Manna Saikat, Maiti Sampa, Shen Jingjing, Du Wenjun, Esser-Kahn Aaron P
Pritzker School of Molecular Engineering, University of Chicago, Chicago, Illinois 60637, United States.
Department of Chemistry and Biochemistry, Science of Advanced Material, Central Michigan University, Mount Pleasant, Michigan 48858, United States.
ACS Cent Sci. 2020 Nov 25;6(11):2071-2078. doi: 10.1021/acscentsci.0c01001. Epub 2020 Oct 27.
Therapies based on Toll Like Receptor agonists (TLRa) are emerging as a promising modality for cancer immunotherapy to recruit antitumor T-cells in unresponsive immunologically "cold" tumors. Often, combinations of agonists are employed to synergistically enhance efficacy. However, low efficacy and severe toxicities deter these TLR-based therapeutics from further clinical applications. Studies have suggested that the rapid systemic diffusion of agonists to nontarget tissues is the primary cause. To address this challenge, we developed supramolecular nanotherapeutics of covalently linked TLRas for multivalent, synergistic interactions by drawing inspiration from immune recognition of pathogens. This new nanotherapeutic increased stimulation of key pro-inflammatory cytokines and remarkably enhanced CD8 and NK cell-mediated antitumor response while exhibiting ultralow off-target toxicity in an aggressive B16.F10 tumor model. Results from our studies thereby indicate that such supramolecular immune-agonist therapeutics may be further developed as a viable treatment modality for cancer immunotherapy.

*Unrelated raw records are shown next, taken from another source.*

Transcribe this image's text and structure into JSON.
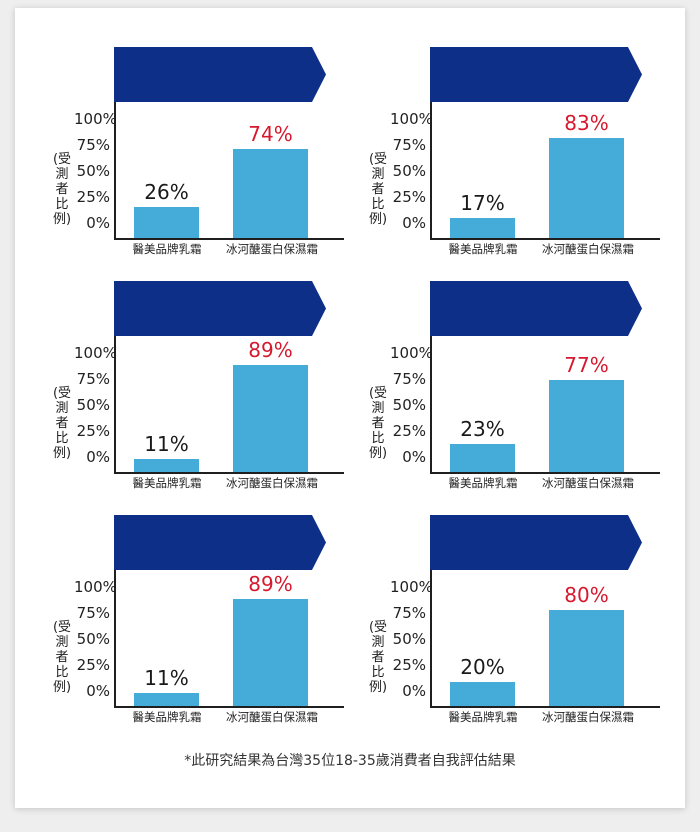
{
  "colors": {
    "banner": "#0e2f87",
    "bar": "#45acd9",
    "low_label": "#1a1a1a",
    "high_label": "#d6192f"
  },
  "chart_data": [
    {
      "type": "bar",
      "ylabel": "(受測者比例)",
      "yticks": [
        "100%",
        "75%",
        "50%",
        "25%",
        "0%"
      ],
      "ylim": [
        0,
        100
      ],
      "categories": [
        "醫美品牌乳霜",
        "冰河醣蛋白保濕霜"
      ],
      "values": [
        26,
        74
      ],
      "labels": [
        "26%",
        "74%"
      ]
    },
    {
      "type": "bar",
      "ylabel": "(受測者比例)",
      "yticks": [
        "100%",
        "75%",
        "50%",
        "25%",
        "0%"
      ],
      "ylim": [
        0,
        100
      ],
      "categories": [
        "醫美品牌乳霜",
        "冰河醣蛋白保濕霜"
      ],
      "values": [
        17,
        83
      ],
      "labels": [
        "17%",
        "83%"
      ]
    },
    {
      "type": "bar",
      "ylabel": "(受測者比例)",
      "yticks": [
        "100%",
        "75%",
        "50%",
        "25%",
        "0%"
      ],
      "ylim": [
        0,
        100
      ],
      "categories": [
        "醫美品牌乳霜",
        "冰河醣蛋白保濕霜"
      ],
      "values": [
        11,
        89
      ],
      "labels": [
        "11%",
        "89%"
      ]
    },
    {
      "type": "bar",
      "ylabel": "(受測者比例)",
      "yticks": [
        "100%",
        "75%",
        "50%",
        "25%",
        "0%"
      ],
      "ylim": [
        0,
        100
      ],
      "categories": [
        "醫美品牌乳霜",
        "冰河醣蛋白保濕霜"
      ],
      "values": [
        23,
        77
      ],
      "labels": [
        "23%",
        "77%"
      ]
    },
    {
      "type": "bar",
      "ylabel": "(受測者比例)",
      "yticks": [
        "100%",
        "75%",
        "50%",
        "25%",
        "0%"
      ],
      "ylim": [
        0,
        100
      ],
      "categories": [
        "醫美品牌乳霜",
        "冰河醣蛋白保濕霜"
      ],
      "values": [
        11,
        89
      ],
      "labels": [
        "11%",
        "89%"
      ]
    },
    {
      "type": "bar",
      "ylabel": "(受測者比例)",
      "yticks": [
        "100%",
        "75%",
        "50%",
        "25%",
        "0%"
      ],
      "ylim": [
        0,
        100
      ],
      "categories": [
        "醫美品牌乳霜",
        "冰河醣蛋白保濕霜"
      ],
      "values": [
        20,
        80
      ],
      "labels": [
        "20%",
        "80%"
      ]
    }
  ],
  "footnote": "*此研究結果為台灣35位18-35歲消費者自我評估結果"
}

基于Toll样受体激动剂(TLRa)的疗法正在成为一种有前景的癌症免疫治疗方式,用于在免疫反应迟钝的“冷”肿瘤中募集抗肿瘤T细胞。通常,会使用激动剂组合来协同增强疗效。然而,低疗效和严重毒性阻碍了这些基于TLR的疗法进一步应用于临床。研究表明,激动剂快速向非靶组织的全身扩散是主要原因。为应对这一挑战,我们从病原体的免疫识别中获得灵感,开发了共价连接TLRa的超分子纳米疗法,以实现多价协同相互作用。这种新型纳米疗法增加了对关键促炎细胞因子的刺激,显著增强了CD8和NK细胞介导的抗肿瘤反应,同时在侵袭性B16.F10肿瘤模型中表现出超低的脱靶毒性。我们的研究结果表明,这种超分子免疫激动剂疗法可能会进一步发展成为一种可行的癌症免疫治疗方式。